我有一个如下所示的文件:
PEBP1_HUMAN Homo sapiens P30086 PDB; 1BD9; X-ray; 2.05 A; A/B=1-187.
PDB; 1BEH; X-ray; 1.75 A; A/B=1-187.
PDB; 2L7W; NMR; -; A=1-187.
PDB; 2QYQ; X-ray; 1.95 A; A=1-187.
PECA1_HUMAN Homo sapiens P16284 PDB; 2KY5; NMR; -; A=686-738.
PDB; 5C14; X-ray; 2.80 A; A/B=28-229.
PDB; 5GEM; X-ray; 3.01 A; A/B=28-232.
PELO_HUMAN Homo sapiens Q9BRX2 PDB; 1X52; NMR; -; A=261-371.
PDB; 5EO3; X-ray; 2.60 A; A/B=265-385.
PDB; 5LZW; EM; 3.53 A; ii=1-385.
PDB; 5LZX; EM; 3.67 A; ii=1-385.
PDB; 5LZY; EM; 3.99 A; ii=1-385.
PDB; 5LZZ; EM; 3.47 A; ii=1-385.
我想从这个文件中匹配EM;
在 之后找到的所有元素PDB; (four letter code); EM;
。因此,在此列下X-ray;
可以找到NMR;
或。对于那些有 的行,请将其删除。是否有一些 bash 命令可用于匹配这些元素并删除这些行?EM;
EM;
重要的是,匹配时在 前面放置空格EM
,因此请用空格匹配,例如EM;
。
预期结果是:
PEBP1_HUMAN Homo sapiens P30086 PDB; 1BD9; X-ray; 2.05 A; A/B=1-187.
PDB; 1BEH; X-ray; 1.75 A; A/B=1-187.
PDB; 2L7W; NMR; -; A=1-187.
PDB; 2QYQ; X-ray; 1.95 A; A=1-187.
PECA1_HUMAN Homo sapiens P16284 PDB; 2KY5; NMR; -; A=686-738.
PDB; 5C14; X-ray; 2.80 A; A/B=28-229.
PDB; 5GEM; X-ray; 3.01 A; A/B=28-232.
PELO_HUMAN Homo sapiens Q9BRX2 PDB; 1X52; NMR; -; A=261-371.
PDB; 5EO3; X-ray; 2.60 A; A/B=265-385.
答案1
awk
可以这样做:
awk '{if(!($1=="PDB;"&&$3=="EM;")){print}}' <yourfile
测试当前行的第一列(默认情况下以空格作为分隔符)是否为PDB;
且第三列是否为EM;
,并且仅当两者不为真时才打印该行。
输出
$ awk '{if(!($1=="PDB;"&&$3=="EM;")){print}}' <test
PEBP1_HUMAN Homo sapiens P30086 PDB; 1BD9; X-ray; 2.05 A; A/B=1-187.
PDB; 1BEH; X-ray; 1.75 A; A/B=1-187.
PDB; 2L7W; NMR; -; A=1-187.
PDB; 2QYQ; X-ray; 1.95 A; A=1-187.
PECA1_HUMAN Homo sapiens P16284 PDB; 2KY5; NMR; -; A=686-738.
PDB; 5C14; X-ray; 2.80 A; A/B=28-229.
PDB; 5GEM; X-ray; 3.01 A; A/B=28-232.
PELO_HUMAN Homo sapiens Q9BRX2 PDB; 1X52; NMR; -; A=261-371.

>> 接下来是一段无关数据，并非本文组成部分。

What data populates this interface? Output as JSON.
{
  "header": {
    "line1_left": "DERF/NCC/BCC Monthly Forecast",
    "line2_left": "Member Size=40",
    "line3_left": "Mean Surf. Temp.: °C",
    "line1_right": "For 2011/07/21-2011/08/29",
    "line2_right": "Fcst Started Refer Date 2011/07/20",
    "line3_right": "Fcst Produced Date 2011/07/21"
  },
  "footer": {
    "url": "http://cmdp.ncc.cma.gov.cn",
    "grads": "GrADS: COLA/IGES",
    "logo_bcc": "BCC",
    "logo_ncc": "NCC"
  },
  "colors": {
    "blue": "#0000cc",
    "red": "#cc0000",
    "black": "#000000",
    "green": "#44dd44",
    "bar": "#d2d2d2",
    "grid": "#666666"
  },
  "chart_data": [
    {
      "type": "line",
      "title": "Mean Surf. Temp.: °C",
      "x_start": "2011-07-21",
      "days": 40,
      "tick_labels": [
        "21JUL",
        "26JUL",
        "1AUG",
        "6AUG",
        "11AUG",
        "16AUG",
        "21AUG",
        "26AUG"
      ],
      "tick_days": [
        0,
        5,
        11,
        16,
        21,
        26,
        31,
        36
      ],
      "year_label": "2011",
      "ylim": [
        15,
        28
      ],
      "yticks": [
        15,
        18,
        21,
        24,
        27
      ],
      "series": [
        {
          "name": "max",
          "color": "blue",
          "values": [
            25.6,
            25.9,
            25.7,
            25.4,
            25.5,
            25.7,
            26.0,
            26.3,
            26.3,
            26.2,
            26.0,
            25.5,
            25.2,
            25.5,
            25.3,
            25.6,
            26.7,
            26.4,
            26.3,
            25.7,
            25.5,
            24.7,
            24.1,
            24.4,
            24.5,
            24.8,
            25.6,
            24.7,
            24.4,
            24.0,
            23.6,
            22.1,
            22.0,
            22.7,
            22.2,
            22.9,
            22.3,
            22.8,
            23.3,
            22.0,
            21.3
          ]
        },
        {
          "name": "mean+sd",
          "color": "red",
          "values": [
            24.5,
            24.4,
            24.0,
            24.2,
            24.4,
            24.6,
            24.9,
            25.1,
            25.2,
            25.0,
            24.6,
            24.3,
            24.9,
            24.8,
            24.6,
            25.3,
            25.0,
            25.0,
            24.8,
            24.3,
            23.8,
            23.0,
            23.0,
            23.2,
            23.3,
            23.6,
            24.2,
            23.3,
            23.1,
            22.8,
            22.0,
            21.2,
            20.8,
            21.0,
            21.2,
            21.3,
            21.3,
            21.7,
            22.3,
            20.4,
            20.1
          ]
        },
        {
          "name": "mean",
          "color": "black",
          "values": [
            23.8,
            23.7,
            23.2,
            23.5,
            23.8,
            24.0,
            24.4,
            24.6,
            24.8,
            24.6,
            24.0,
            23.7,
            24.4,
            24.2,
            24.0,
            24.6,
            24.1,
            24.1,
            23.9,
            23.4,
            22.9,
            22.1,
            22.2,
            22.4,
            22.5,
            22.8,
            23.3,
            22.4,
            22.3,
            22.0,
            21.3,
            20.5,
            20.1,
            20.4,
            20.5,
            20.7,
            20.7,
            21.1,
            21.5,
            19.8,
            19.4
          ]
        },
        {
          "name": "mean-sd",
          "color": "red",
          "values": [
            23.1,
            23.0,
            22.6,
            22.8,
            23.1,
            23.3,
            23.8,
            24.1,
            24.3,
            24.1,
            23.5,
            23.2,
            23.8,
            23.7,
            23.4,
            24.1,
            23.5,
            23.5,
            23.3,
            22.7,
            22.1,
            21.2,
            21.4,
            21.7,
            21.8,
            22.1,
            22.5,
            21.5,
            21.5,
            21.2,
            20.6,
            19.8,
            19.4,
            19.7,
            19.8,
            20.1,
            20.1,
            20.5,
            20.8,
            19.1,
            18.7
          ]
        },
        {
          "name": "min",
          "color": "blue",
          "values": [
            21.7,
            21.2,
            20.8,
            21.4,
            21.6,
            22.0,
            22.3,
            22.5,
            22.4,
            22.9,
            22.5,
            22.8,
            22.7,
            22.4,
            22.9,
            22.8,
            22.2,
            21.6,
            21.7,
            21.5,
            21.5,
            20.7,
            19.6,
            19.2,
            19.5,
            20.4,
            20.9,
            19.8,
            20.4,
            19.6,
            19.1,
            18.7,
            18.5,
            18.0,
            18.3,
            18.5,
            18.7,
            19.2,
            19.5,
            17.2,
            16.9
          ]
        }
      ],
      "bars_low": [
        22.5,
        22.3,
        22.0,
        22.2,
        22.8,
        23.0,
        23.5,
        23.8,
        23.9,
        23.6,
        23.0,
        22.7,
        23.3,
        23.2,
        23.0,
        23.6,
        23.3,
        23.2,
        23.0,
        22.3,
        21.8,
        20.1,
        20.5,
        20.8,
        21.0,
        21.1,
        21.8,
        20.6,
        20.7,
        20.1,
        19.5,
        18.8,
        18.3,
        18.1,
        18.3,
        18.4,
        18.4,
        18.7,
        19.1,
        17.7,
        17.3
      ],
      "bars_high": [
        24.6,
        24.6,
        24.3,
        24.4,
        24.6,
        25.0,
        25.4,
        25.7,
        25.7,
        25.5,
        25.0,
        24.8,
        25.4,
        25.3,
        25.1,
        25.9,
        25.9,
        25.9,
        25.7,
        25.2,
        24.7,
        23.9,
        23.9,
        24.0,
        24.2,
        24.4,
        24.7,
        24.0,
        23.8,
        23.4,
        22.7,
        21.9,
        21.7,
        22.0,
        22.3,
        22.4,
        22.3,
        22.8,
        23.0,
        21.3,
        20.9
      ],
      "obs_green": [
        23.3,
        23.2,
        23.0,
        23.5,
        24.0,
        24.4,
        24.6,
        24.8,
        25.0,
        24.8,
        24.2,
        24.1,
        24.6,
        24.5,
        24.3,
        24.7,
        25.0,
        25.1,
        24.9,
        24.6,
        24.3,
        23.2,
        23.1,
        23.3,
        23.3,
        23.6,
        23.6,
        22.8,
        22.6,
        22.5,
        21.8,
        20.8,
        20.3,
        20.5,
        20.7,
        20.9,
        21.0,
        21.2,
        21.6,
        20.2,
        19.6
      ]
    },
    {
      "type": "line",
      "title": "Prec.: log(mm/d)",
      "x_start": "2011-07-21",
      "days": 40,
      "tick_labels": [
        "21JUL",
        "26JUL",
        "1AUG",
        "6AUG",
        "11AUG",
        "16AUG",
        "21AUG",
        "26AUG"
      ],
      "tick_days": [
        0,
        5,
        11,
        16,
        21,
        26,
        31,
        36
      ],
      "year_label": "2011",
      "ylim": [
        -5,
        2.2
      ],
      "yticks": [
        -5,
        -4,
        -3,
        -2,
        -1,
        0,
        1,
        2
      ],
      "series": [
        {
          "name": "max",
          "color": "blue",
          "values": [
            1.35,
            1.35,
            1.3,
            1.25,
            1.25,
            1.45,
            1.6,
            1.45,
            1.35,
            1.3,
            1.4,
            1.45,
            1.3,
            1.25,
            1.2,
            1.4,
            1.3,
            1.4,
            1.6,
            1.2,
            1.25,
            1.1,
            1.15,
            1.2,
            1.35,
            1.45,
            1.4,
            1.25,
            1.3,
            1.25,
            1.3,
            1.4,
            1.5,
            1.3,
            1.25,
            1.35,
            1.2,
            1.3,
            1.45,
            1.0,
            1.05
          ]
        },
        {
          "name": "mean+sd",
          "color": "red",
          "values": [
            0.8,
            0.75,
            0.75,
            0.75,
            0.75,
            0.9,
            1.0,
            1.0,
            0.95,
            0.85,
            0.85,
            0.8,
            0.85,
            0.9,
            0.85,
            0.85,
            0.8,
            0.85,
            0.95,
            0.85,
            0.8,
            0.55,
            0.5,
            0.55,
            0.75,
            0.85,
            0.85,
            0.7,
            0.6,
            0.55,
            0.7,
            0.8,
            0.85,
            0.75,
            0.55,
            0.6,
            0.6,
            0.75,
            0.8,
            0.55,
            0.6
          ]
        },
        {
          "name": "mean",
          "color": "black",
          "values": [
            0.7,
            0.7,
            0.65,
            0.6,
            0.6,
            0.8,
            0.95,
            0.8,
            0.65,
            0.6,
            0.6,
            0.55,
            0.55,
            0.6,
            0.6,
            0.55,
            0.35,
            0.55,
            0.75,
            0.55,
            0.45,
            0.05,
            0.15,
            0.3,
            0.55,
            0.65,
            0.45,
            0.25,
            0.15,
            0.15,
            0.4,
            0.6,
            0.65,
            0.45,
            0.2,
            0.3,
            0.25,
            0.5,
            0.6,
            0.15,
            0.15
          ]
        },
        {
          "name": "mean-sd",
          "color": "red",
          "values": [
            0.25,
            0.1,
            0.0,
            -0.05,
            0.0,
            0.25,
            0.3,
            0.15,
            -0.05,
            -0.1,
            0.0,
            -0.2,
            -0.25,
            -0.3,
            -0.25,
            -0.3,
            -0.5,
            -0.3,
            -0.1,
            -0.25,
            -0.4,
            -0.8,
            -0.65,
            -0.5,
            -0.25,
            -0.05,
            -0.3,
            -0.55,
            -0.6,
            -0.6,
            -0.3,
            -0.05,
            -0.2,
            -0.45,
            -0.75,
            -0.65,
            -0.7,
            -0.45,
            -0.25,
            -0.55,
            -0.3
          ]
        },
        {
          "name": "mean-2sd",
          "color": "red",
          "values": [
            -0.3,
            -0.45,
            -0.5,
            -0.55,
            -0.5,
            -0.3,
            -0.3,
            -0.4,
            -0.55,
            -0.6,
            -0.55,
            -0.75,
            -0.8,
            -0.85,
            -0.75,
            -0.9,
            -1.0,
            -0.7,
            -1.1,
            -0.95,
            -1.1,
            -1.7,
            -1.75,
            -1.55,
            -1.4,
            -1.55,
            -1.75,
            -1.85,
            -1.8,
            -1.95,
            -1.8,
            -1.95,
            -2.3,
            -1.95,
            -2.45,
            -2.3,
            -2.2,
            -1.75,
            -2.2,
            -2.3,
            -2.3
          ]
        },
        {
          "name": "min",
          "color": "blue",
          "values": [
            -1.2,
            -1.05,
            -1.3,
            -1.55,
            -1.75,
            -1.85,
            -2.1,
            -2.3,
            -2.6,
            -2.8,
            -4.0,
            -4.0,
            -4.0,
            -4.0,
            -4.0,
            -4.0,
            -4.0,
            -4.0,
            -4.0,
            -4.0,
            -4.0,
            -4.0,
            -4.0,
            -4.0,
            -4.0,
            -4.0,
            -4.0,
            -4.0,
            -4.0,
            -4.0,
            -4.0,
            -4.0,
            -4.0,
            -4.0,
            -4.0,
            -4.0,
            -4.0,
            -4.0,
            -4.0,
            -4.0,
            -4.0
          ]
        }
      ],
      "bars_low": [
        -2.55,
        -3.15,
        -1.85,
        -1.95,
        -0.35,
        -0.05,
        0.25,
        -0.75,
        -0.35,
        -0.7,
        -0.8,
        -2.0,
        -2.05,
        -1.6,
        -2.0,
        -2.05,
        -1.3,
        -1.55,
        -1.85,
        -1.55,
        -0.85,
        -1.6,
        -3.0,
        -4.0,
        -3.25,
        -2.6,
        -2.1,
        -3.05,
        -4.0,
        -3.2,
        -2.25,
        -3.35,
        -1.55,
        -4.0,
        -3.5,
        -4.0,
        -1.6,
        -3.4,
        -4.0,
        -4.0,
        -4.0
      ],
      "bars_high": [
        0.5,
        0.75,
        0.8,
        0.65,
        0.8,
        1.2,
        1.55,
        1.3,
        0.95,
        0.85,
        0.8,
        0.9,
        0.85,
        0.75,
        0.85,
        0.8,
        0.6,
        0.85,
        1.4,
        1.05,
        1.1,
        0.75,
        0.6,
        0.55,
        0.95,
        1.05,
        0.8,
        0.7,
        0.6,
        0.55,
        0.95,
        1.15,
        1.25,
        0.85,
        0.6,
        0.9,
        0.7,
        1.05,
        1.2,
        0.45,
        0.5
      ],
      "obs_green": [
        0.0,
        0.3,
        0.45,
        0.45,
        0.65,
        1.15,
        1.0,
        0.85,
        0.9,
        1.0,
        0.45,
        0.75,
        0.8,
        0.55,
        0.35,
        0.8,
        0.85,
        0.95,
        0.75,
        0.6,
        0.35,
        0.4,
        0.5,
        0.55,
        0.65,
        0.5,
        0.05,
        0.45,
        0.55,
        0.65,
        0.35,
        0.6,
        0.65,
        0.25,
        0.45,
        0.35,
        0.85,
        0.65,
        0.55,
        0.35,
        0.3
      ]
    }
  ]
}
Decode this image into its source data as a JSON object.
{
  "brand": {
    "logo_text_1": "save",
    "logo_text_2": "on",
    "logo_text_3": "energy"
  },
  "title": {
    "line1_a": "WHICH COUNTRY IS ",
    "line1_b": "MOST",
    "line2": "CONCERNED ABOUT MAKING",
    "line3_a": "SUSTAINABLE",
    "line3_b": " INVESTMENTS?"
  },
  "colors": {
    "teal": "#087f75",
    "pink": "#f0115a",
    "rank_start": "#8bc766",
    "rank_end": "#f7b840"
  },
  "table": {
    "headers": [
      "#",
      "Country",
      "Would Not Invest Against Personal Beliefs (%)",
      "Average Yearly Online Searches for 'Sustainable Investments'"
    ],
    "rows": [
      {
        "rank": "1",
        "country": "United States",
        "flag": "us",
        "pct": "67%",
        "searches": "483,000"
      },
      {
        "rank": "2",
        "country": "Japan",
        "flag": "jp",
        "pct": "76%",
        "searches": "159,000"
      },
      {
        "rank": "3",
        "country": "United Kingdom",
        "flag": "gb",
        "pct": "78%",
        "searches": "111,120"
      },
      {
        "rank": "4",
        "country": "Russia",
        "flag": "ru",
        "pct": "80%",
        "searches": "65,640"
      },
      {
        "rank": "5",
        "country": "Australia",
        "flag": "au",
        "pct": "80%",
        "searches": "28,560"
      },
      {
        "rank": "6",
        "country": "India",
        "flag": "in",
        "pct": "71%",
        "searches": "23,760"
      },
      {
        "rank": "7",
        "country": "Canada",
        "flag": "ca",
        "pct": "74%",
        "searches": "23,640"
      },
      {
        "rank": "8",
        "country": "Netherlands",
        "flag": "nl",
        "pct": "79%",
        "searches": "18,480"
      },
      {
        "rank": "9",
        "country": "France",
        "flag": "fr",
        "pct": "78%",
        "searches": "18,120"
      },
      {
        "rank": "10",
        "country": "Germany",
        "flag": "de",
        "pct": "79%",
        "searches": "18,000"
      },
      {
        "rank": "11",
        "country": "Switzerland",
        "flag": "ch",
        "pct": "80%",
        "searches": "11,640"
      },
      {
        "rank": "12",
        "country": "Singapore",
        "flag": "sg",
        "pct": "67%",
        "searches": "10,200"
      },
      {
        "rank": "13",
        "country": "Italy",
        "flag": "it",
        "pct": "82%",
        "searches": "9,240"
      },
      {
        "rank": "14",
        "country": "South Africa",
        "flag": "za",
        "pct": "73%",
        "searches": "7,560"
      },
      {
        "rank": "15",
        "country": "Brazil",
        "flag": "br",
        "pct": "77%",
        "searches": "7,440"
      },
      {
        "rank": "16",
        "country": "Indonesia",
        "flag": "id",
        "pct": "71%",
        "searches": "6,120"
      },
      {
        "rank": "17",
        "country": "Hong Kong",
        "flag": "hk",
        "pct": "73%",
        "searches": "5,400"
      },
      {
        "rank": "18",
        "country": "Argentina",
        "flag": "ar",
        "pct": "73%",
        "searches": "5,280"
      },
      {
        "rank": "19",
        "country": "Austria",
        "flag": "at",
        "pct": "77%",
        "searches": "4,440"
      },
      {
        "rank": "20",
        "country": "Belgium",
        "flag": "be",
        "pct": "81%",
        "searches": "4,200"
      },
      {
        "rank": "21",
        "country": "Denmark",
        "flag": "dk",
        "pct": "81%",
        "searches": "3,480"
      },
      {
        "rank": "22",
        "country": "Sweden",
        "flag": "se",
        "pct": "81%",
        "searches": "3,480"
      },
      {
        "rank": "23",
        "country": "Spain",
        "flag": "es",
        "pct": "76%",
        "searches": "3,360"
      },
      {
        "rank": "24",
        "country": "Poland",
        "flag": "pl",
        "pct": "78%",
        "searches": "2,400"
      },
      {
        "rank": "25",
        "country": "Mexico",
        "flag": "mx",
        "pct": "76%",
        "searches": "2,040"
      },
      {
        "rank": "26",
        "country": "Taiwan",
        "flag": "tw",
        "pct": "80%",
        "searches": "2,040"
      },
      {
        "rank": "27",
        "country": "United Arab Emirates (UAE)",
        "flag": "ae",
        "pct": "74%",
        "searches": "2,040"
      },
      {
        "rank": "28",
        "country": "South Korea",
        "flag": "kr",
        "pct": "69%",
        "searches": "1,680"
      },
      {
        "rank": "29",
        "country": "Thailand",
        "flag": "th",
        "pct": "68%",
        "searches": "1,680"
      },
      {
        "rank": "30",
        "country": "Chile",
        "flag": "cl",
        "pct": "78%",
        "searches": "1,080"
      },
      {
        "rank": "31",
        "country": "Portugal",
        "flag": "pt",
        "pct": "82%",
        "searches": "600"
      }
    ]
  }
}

PDB; 5EO3; X-ray; 2.60 A; A/B=265-385.
答案2
你可以做这样的事情 - 使用 perl 的段落模式:
$ perl -F'\n' -00le 'print join "\n", grep { !/PDB; ....; EM;/ } @F' file
PEBP1_HUMAN Homo sapiens P30086 PDB; 1BD9; X-ray; 2.05 A; A/B=1-187.
PDB; 1BEH; X-ray; 1.75 A; A/B=1-187.
PDB; 2L7W; NMR; -; A=1-187.
PDB; 2QYQ; X-ray; 1.95 A; A=1-187.
PECA1_HUMAN Homo sapiens P16284 PDB; 2KY5; NMR; -; A=686-738.
PDB; 5C14; X-ray; 2.80 A; A/B=28-229.
PDB; 5GEM; X-ray; 3.01 A; A/B=28-232.
PELO_HUMAN Homo sapiens Q9BRX2 PDB; 1X52; NMR; -; A=261-371.
PDB; 5EO3; X-ray; 2.60 A; A/B=265-385.